Nous savons par un voisin qui était détenu au même endroit qu’ils ont été arrêtés par une patrouille et que mon frère a été détenu au Service de renseignement militaire à Homs. Plus tard, le 10 mars, mon père, qui est âgé de 80 ans et risque donc moins de se faire arrêter, est parti s’enquérir de son sort à l’hôpital militaire de Homs.

Une infirmière lui a révélé que mon frère était mort. Pour ramener sa dépouille, mon père a dû signer un papier sur lequel était écrit qu’il avait été " tué par un groupe armé ". En fait, il avait été torturé à mort.

« Il n’était pas recherché par les forces de sécurité et il ne faisait pas partie de l’Armée syrienne libre. Il avait une jambe contusionnée, le crâne enfoncé, des lésions dues à des décharges électriques sur les deux bras et trois balles dans le ventre et la poitrine. Quant à son ami Ahmed, on ne sait absolument pas ce qu’il est devenu. »

Bassam Wazir poursuit d’une voix sombre : Quelques jours plus tôt, le jour où l’Armée syrienne libre a quitté Baba Amr [le 1er mars 2012], des chabiha [bandes armées progouvernementales] ont sauvagement tué mon cousin Abd al Hakim Kerabji et sa famille, chez eux à Jober, dans la ville de Homs.

Les voisins ont raconté que plus de 100 chabiha sont arrivés dans le quartier, portant des bandeaux verts sur la tête. Ils ont trouvé Abd al Hakim, 42 ans, qui tenait une petite boutique de glaces, lui ont tranché la gorge et ont réservé le même sort à ses enfants Louai, 11 ans, Suleiman, 8 ans et Rukaya, 5 ans.

« Sa femme Mayada, poignardée au ventre et à la poitrine, a miraculeusement survécu. Son frère Abd al Bari, 40 ans, a lui aussi été assassiné. Ils ne faisaient pas partie de l’Armée syrienne libre, ni même de l’opposition.
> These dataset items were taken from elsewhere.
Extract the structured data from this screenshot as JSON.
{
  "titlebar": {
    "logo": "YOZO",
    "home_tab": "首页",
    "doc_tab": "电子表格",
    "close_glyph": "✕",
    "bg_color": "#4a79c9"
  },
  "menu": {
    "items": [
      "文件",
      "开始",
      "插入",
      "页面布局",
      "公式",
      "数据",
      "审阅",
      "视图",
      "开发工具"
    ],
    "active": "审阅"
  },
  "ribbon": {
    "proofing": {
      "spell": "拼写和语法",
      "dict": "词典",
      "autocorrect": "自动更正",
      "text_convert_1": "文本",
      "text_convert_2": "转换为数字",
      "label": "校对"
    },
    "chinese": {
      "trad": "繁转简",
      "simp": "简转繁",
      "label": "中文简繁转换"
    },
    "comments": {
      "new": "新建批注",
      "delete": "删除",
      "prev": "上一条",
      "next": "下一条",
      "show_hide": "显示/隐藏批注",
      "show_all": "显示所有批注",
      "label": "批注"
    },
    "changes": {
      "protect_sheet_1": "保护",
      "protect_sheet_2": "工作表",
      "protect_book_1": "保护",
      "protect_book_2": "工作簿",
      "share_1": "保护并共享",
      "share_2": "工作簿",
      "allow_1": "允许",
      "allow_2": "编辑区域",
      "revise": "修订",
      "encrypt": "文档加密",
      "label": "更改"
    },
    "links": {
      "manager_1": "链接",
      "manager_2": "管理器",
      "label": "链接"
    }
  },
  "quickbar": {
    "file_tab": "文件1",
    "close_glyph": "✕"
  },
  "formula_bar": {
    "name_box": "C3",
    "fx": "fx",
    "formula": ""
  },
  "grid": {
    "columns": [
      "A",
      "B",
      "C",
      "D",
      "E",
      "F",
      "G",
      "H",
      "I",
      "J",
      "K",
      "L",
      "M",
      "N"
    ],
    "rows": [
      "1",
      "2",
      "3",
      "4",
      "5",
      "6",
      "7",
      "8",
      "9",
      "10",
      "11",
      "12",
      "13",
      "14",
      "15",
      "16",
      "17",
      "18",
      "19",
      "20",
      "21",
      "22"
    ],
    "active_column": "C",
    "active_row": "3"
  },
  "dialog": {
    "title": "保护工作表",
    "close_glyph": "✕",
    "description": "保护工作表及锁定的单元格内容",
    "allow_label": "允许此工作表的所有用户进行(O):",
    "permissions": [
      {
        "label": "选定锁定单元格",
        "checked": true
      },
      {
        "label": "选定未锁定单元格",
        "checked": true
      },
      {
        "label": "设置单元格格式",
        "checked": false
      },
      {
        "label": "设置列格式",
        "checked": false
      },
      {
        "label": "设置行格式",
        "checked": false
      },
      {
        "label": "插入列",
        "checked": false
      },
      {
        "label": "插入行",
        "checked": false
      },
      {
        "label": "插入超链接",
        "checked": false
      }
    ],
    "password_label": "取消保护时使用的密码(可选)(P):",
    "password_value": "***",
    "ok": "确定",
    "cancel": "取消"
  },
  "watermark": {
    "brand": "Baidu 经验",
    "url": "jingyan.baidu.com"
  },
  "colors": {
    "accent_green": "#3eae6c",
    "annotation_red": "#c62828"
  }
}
Ils ne participaient pas aux manifestations, pas comme nous. »

Un autre témoignage, livré par Muhammad Sabouh, illustre comment les familles sont détruites et privées de justice, perdues dans le dédale des allégations et des démentis émanant du gouvernement et de l’opposition.

Il sort de la poche de sa chemise une feuille de papier où sont inscrits 29 noms. « C’est mon père, mon grand-père, celui-ci est mon oncle, un autre oncle, ma tante, mon cousin, ma nièce, mon neveu… celui-ci, c’est un bébé », explique-t-il en pointant du doigt différents noms.

La plupart, poursuit-il, ont eu la gorge tranchée à Basateen, dans le quartier de Baba Amr [une attaque pour laquelle les deux parties se renvoient la responsabilité], trois autres ont été tués lors d’une précédente attaque au missile Grad contre Baba Amr, tandis qu’une infirmière a perdu la vie lors d’une attaque contre un hôpital de campagne à Baba Amr.

Une fois encore, me revient à l’esprit à quel point il est essentiel que des observateurs chargés de veiller au respect des droits humains puissent se rendre en Syrie afin d’y mener des investigations indépendantes.

Qu’ont donc à perdre les autorités syriennes en autorisant la venue de ces observateurs si, comme elles l’affirment, ces attaques sont imputables à des « groupes armés terroristes »  ?

**Les noms des personnes évoquées, à l’exception des familles Wazir, Kerabji et Sabouh, n’ont pas été révélés, par peur de représailles contre les familles. D’autres noms ont également été modifiés.